Now a few years later we’re back to the future.  On Tuesday night Columbia University’s J-School hosted its 4th Annual Changing Media Landscape discussion. The consensus?  Expect the disruptive changes taking place to accelerate, particularly given the economic environment.

Jacob Weisberg, chairman of Slate, cast the die on the relationship between traditional and new media this way:

 “New media and the traditional media are diverging rapidly after a period of relatively peaceful coexistence.  We are moving into a conflict model.”

Of course the traditional media model has been under siege for several years and Jeff Jarvis and others have warned about the consequences of failing to adapt. And media company share prices have reflected Wall Street’s concern.

But innovation and adaptation take time, which is why they are not management’s first reaction to disruptive change.  Cost cuts, however, are tried and true, albeit not actually a fix.  Another panelist at the discussion, Erica Smith, is a news designer for the St. Louis Post-Dispatch.  She also writes a blog called Paper Cuts that details the jobs cut at newspapers nationally.
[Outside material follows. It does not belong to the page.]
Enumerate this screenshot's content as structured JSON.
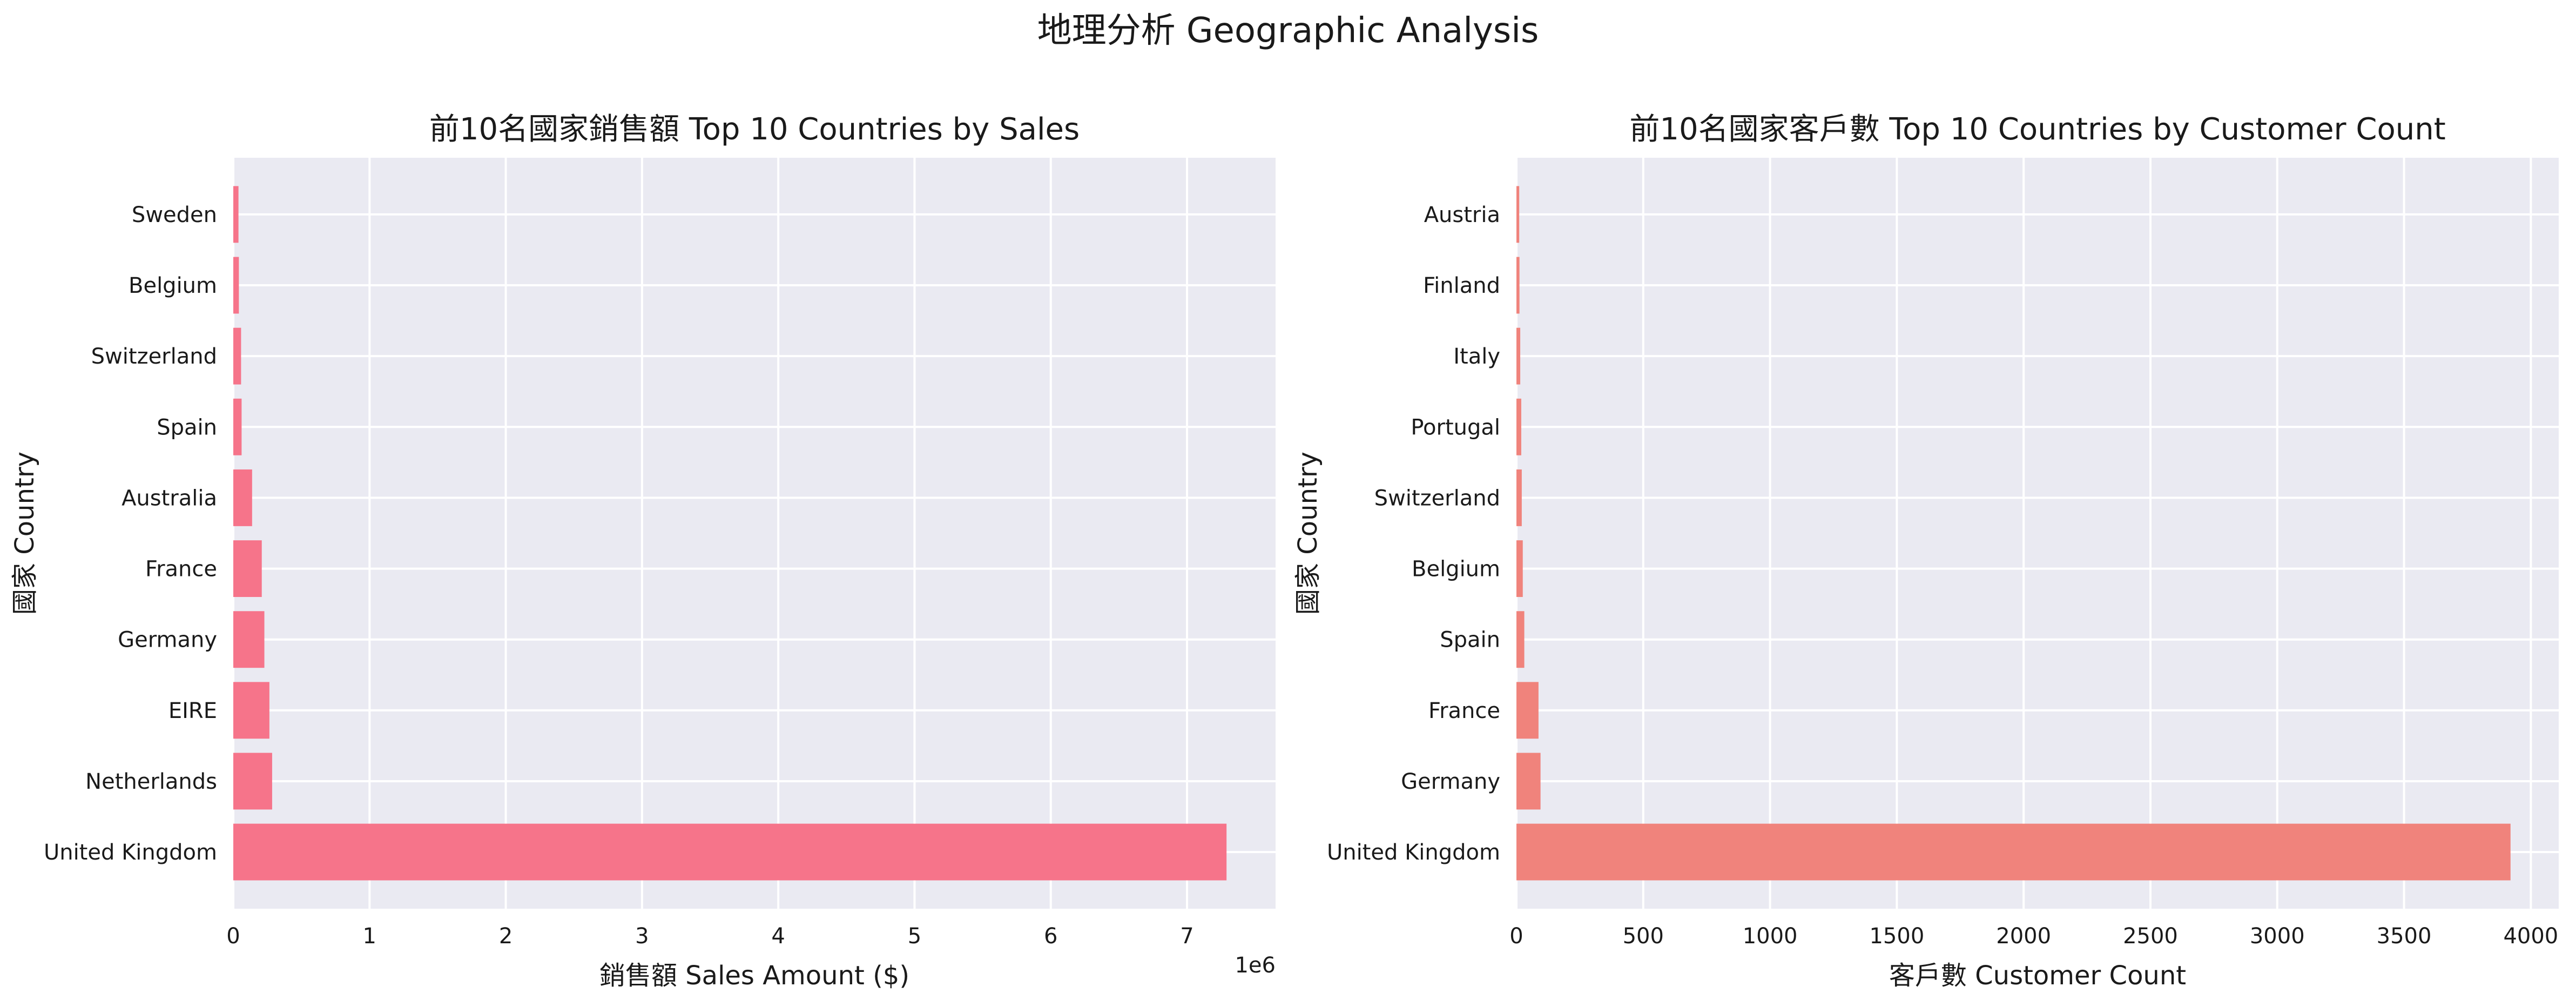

By Erica’s count, the industry has lost 13,000 jobs so far in 2008 with the coasts particularly hard hit.

Another concern on the lips of most every panelist was trust.  Indeed, it wasn’t lost on the panel that a changing media landscape creates what we've termed here in the Reputation Garage as a changing media “trustscape.”

Sewell Chan, blogger/bureau chief of the New York Times’ City Room blog, noted that trust models are different for new vs. old media. In a traditional media you seek audience confidence based on the judgment of editors and by maintaining a high standard of reporting.  Trust in such organizations is not high, however, falling in some cases to historic lows along with trust in government and big companies in general. 

Content aggregators, such as Tina Brown’s The Daily Beast or The Week, have a different trust model because their role is to sift through reams of news and data to find the golden nuggets. (Professional News Recommender is now a job title, by the way.)  Readers need to trust the sifting process, but the jury is out on how to create trust for this model. 

Finally, the new media trust model seeks to create an environment where you build on the trust that is already resident in social networks.  As we’ve noted in our work here, we are now living in the lowest trust era in a century.  Peer-to-peer trust, however, is one of the few bright spots.  Digg, Delicio.us and others are very democratic in how they surface content.

Chan believes that with the dawning of mass amateurism in news and reporting across millions of blogs, the lines between the professional and the layman have blurred. 

The learning for would-be “trustmeisters” is this: There is lots of good content being created in the new media world, but those core trust issues of verification, fairness and neutrality will never go away.  Old media trust practices need to be married with new media democracy.  While progress is being made, there remains plenty of opportunity for innovators to find new ways to accomplish this.